Jeanne Beauvais, Championne de France de pesto au mortier, en route pour le Championnat de Gênes

Parisienne de 37 ans, Jeanne Beauvais a remporté le Championnat de France de pesto au mortier en juin 2023. Une victoire qui lui permet de participer au Championnat du monde de pesto (Pesto Championship) qui se tiendra le 24 mars, à Gênes. 

 

FRANCE PIZZA. Vous êtes Championne de France de pesto au mortier, comment avez-vous vécu ce championnat?

JEANNE BEAUVAIS. Je l’ai pris comme un jeu !

 FRANCE PIZZA. Comment en aviez-vous entendu parler ?

JEANNE BEAUVAIS. Il y a quelques années, environ 7 ans, je vivais rue Rodier près de l’épicerie RAP d’Alessandra Pierini (Ndlr : Alessandra a revendu ce commerce il y a 1 an). Je suivais ce qu’elle faisait. Elle avait déjà organisé un concours, j’avais déjà participé, il y a longtemps.

 

"Mon rapport au goût et à la cuisine me vient certainement de ma mère, qui est la plus grande cuisinière – non pro – que je connaisse." 

 

FRANCE PIZZA. Votre métier est-il lié à la restauration italienne ?

JEANNE BEAUVAIS. J’ai toujours été passionnée de cuisine. Il y a quelques années j’ai suivi une formation d’un mois à l’école Ferrandi, j’avais envie d’approcher les cuisines et les techniques professionnelles. L’année suivante j’ai travaillé seule le programme du CAP cuisine que j’ai obtenu. Mais la cuisine n’est pas mon métier, je travaille au Sénat.

 

 

FRANCE PIZZA. Les métiers de vos parents ont-ils eu une influence sur votre intérêt pour la cuisine ?

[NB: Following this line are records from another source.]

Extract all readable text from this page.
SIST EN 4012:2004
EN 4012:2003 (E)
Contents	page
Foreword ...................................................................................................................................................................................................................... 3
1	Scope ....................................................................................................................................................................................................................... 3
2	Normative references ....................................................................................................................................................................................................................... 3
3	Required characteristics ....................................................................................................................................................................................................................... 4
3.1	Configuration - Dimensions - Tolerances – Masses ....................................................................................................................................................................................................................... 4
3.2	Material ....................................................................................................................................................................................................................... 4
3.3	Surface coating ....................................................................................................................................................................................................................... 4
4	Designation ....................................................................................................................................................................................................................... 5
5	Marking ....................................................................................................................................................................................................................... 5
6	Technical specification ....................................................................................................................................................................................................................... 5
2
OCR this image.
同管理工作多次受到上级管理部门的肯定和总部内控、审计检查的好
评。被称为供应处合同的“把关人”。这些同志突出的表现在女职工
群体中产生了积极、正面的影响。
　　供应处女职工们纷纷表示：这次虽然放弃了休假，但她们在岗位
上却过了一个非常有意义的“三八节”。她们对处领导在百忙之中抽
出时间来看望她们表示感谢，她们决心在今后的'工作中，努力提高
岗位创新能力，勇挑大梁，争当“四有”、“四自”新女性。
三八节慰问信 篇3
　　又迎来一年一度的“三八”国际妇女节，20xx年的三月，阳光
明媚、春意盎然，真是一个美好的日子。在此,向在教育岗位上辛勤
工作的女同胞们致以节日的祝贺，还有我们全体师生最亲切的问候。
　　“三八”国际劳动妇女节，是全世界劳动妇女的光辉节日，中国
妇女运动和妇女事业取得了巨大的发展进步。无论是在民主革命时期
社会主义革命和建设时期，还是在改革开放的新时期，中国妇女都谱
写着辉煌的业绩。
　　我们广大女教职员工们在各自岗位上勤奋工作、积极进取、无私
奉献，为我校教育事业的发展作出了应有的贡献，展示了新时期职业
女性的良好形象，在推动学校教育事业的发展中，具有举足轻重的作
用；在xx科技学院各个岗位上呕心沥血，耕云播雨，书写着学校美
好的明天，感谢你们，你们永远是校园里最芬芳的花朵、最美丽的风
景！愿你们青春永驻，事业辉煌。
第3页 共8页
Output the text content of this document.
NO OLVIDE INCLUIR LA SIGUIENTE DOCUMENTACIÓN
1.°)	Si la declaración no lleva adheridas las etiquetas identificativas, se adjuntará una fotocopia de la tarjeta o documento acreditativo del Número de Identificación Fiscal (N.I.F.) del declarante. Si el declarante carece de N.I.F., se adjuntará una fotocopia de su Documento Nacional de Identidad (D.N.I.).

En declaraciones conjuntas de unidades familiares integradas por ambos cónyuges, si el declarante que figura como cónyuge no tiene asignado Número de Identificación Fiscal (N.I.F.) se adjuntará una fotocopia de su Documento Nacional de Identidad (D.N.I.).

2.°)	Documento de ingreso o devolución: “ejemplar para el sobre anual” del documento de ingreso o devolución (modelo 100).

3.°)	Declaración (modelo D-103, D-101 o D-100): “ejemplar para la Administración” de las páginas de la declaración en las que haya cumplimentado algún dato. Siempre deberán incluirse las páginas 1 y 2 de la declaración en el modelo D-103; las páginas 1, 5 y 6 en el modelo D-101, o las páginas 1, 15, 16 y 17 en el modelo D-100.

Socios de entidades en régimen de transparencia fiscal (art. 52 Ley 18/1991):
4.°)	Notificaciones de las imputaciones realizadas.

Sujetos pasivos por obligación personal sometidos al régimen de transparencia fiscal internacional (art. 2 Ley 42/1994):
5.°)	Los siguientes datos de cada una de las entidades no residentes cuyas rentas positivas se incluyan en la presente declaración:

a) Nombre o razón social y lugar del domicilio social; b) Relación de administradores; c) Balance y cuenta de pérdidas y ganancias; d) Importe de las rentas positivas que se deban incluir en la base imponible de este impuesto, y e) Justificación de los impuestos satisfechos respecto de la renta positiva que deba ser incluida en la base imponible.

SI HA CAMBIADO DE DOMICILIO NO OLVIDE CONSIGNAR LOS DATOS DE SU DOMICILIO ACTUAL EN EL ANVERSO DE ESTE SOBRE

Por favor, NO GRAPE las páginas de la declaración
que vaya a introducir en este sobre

JEANNE BEAUVAIS. Ma mère est auteur. Mon père est un scientifique rêveur, qui a notamment dessiné des voitures, des aéroports, des maisons, enseigné la géométrie... Les métiers de mes parents n’ont pas déterminé le mien qui est le résultat de choix et de hasards. Mon rapport au goût et à la cuisine me vient certainement de ma mère, qui est la plus grande cuisinière – non pro – que je connaisse. 

FRANCE PIZZA. Comment vous êtes-vous préparée à ce concours ?

JEANNE BEAUVAIS. Jai un certain nombre de pesto derrière moi, et je me suis entraînée intensément pendant une semaine, en préparant un pesto chaque soir !

 

« Je connais le goût de l’authentique pesto »

 FRANCE PIZZA. Quelle recette avez-vous présentée ?

JEANNE BEAUVAIS. J’ai suivi la recette du joli petit livre d’Alessandra Pierini « Le pesto, dix façons de le préparer », qu’on trouve aussi dans le plus gros – et collectif – « On va déguster l’Italie ». J’ai également observé la technique de Roberto Panizza, maestro du pesto à Gênes, dont on trouve facilement des vidéos. Comme je suis têtue, j’ai tenté au cours de mes essais de changer l’ordre des ingrédients… pour finalement revenir à leur recette originale. Il faut commencer par piler l’ail et les pignons en pommade puis, par un mouvement rotatoire, broyer finement le basilic avec quelques cristaux de gros sel. On ajoute ensuite les 2 fromages (parmigiano Reggiano et pecorino fiore sardo), et enfin l’huile d’olive.

FRANCE PIZZA. À votre avis, quels détails et particularités qui vous ont fait gagner ? 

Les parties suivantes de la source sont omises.